The hotel receptionist was helpful. ‘She checked out this afternoon, madam.’

‘Oh, I’d been hoping to catch her this evening.’

There was a pause at the other end while the woman looked something up. ‘Yes, she had booked to stay another couple of days, but apparently she had to return to the United States earlier than expected.’

‘She went to the airport?’

‘I believe so, madam.’

Kathy rapidly dialled the airport police at Heathrow and identified herself. Judith Naismith had booked on the 7.10 p.m. British Airways flight to New York, boarding in twenty minutes. She had already checked in and passed through to the departure lounge.

‘Hold her there, will you? I’ll get back to you within ten minutes.’

She dialled again, this time the Yard, and spoke to Brock.

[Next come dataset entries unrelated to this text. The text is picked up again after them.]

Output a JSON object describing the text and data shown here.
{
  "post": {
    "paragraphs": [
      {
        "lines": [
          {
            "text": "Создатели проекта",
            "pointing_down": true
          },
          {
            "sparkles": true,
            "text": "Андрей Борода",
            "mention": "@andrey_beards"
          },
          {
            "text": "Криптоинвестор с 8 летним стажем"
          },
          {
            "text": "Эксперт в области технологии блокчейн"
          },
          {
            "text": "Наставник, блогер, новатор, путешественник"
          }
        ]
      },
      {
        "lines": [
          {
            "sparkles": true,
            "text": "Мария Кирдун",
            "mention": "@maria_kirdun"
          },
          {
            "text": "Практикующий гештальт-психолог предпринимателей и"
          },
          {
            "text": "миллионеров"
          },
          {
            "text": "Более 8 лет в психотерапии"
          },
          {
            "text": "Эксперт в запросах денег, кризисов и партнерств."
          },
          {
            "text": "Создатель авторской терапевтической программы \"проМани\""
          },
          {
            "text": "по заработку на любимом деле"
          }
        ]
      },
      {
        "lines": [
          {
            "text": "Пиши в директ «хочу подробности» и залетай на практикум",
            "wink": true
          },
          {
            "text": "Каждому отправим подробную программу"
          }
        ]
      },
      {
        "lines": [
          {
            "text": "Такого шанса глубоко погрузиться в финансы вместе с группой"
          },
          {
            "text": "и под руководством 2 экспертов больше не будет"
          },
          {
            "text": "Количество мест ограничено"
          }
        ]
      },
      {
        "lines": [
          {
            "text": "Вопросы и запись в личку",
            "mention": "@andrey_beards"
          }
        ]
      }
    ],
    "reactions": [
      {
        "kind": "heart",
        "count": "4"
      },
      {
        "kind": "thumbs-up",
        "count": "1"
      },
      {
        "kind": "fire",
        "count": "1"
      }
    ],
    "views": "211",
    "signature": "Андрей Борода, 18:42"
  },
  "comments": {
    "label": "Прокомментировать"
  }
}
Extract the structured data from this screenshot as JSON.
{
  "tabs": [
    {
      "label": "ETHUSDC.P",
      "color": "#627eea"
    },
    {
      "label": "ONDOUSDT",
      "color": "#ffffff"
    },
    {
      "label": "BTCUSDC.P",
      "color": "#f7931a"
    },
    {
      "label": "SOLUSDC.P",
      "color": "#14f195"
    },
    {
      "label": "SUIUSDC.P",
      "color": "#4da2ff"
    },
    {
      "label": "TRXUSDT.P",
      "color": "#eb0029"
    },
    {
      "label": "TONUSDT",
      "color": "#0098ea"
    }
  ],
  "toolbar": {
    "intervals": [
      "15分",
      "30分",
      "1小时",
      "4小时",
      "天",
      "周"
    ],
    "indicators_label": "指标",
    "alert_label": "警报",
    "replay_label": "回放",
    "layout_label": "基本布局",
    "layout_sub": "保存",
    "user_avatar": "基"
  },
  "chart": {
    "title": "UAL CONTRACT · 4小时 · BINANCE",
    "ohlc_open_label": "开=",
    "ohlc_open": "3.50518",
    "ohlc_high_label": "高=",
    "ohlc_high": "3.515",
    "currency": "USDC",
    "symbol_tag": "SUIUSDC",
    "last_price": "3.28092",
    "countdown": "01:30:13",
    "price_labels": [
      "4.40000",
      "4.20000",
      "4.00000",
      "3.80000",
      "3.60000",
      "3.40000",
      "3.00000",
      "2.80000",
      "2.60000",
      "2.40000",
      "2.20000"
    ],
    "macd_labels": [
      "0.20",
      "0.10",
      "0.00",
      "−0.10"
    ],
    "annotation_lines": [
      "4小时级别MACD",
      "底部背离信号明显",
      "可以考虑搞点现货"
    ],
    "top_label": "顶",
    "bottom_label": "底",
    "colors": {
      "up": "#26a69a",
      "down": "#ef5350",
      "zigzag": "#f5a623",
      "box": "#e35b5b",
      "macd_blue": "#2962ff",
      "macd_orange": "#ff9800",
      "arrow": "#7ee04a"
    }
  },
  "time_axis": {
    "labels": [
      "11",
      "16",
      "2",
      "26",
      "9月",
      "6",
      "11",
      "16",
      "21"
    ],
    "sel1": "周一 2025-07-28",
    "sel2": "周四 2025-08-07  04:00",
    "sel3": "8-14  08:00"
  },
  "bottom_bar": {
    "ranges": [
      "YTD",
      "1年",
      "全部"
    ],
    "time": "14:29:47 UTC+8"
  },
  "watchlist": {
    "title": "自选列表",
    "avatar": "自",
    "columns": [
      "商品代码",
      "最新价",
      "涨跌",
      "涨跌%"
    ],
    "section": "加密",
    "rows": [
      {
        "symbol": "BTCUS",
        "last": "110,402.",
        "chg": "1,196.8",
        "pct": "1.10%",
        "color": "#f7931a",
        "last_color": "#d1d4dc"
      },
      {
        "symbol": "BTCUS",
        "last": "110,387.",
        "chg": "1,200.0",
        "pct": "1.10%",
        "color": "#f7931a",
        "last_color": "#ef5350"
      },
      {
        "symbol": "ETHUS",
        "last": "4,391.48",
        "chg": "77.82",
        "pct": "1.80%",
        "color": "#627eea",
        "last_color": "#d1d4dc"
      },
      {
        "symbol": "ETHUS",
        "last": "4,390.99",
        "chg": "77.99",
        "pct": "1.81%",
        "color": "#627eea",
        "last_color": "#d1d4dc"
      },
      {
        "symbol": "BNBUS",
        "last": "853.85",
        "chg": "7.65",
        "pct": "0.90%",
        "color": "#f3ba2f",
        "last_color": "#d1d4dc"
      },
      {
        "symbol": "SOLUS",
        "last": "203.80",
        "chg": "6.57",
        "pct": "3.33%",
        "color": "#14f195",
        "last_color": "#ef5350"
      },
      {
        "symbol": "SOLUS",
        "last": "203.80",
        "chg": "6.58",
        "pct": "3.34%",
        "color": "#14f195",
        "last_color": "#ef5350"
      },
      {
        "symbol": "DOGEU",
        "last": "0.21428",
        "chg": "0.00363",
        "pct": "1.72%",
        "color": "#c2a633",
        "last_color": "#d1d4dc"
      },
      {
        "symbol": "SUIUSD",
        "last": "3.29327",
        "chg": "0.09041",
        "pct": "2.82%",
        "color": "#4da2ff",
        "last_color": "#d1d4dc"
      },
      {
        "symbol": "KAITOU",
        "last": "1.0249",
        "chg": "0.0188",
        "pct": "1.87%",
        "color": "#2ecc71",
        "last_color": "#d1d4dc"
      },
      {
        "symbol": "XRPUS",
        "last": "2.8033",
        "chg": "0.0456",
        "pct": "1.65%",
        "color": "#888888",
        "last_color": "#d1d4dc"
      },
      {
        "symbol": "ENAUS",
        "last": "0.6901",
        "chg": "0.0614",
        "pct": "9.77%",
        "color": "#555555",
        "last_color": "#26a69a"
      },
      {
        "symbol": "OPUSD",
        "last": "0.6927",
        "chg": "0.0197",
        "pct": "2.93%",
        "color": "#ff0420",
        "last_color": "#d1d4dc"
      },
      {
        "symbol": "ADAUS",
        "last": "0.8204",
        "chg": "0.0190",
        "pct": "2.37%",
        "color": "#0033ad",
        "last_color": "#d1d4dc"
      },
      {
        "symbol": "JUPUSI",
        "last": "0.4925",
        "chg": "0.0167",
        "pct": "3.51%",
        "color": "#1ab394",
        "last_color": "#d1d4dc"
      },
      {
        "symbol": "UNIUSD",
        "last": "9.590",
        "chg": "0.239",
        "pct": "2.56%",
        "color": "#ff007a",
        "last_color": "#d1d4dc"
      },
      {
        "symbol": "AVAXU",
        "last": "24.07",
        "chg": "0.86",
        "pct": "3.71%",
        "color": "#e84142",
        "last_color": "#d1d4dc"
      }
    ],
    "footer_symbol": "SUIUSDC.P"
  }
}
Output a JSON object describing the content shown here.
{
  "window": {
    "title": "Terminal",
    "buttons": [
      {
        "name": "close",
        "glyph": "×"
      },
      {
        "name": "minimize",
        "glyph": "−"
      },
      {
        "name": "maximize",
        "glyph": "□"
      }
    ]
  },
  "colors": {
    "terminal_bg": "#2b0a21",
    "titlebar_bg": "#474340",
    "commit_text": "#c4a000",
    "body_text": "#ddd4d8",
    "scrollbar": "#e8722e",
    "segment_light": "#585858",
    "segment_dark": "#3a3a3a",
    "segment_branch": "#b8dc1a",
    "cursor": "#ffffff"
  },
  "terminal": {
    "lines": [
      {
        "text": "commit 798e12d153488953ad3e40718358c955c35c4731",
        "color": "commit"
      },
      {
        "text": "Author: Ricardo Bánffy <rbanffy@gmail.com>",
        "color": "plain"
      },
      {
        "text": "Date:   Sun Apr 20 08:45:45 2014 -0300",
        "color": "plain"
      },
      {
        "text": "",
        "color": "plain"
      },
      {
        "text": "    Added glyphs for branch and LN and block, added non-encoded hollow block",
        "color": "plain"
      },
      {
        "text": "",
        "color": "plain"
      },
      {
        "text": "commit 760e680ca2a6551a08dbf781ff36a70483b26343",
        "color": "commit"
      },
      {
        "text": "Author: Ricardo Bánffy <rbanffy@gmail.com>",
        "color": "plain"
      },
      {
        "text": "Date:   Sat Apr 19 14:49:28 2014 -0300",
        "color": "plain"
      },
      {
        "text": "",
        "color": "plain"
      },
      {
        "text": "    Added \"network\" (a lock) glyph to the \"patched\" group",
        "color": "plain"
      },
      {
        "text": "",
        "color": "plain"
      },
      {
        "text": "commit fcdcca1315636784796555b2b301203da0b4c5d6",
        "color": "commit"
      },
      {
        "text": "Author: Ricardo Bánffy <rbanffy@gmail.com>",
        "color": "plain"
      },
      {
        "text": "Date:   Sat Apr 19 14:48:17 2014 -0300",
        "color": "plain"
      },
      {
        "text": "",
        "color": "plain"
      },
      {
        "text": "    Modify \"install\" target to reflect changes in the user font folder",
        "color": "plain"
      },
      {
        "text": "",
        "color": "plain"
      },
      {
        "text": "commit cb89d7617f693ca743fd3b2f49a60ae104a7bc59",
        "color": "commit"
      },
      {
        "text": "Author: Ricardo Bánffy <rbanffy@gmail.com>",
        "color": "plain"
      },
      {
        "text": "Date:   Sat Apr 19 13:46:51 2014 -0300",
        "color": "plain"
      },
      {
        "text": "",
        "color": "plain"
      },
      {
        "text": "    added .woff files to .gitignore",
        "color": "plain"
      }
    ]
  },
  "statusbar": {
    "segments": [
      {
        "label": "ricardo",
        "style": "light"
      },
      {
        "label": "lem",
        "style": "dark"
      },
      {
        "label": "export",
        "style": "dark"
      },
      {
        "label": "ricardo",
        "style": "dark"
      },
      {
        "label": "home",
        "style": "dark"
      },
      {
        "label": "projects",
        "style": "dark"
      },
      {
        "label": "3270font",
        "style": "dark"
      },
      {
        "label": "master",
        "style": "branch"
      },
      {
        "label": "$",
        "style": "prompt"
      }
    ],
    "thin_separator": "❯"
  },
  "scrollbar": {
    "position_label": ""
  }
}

‘Right, Kathy,’ Brock said after she’d explained, ‘tell them to pull her off the flight and hold her till we get there. I’ll pick you up where you are as soon as I can.’

Brock peered through the glass panel in the door of the detention room. Beneath a bright fluorescent light a uniformed policeman sat impassively at a bare table with arms folded. Opposite him stood Judith Naismith. She leant over the table, one hand propping herself up, the other resting on her hip. Although only a murmur could be heard through the door, she was clearly haranguing him. She had straight, shoulder-length ash-blonde hair, and was of similar build to Kathy, slim and of medium height, but her body was more angular, her gestures more explosive. When they went inside, Brock noticed her sharp and humourless eyes, and decided that Dr Naismith was going to be a formidable customer.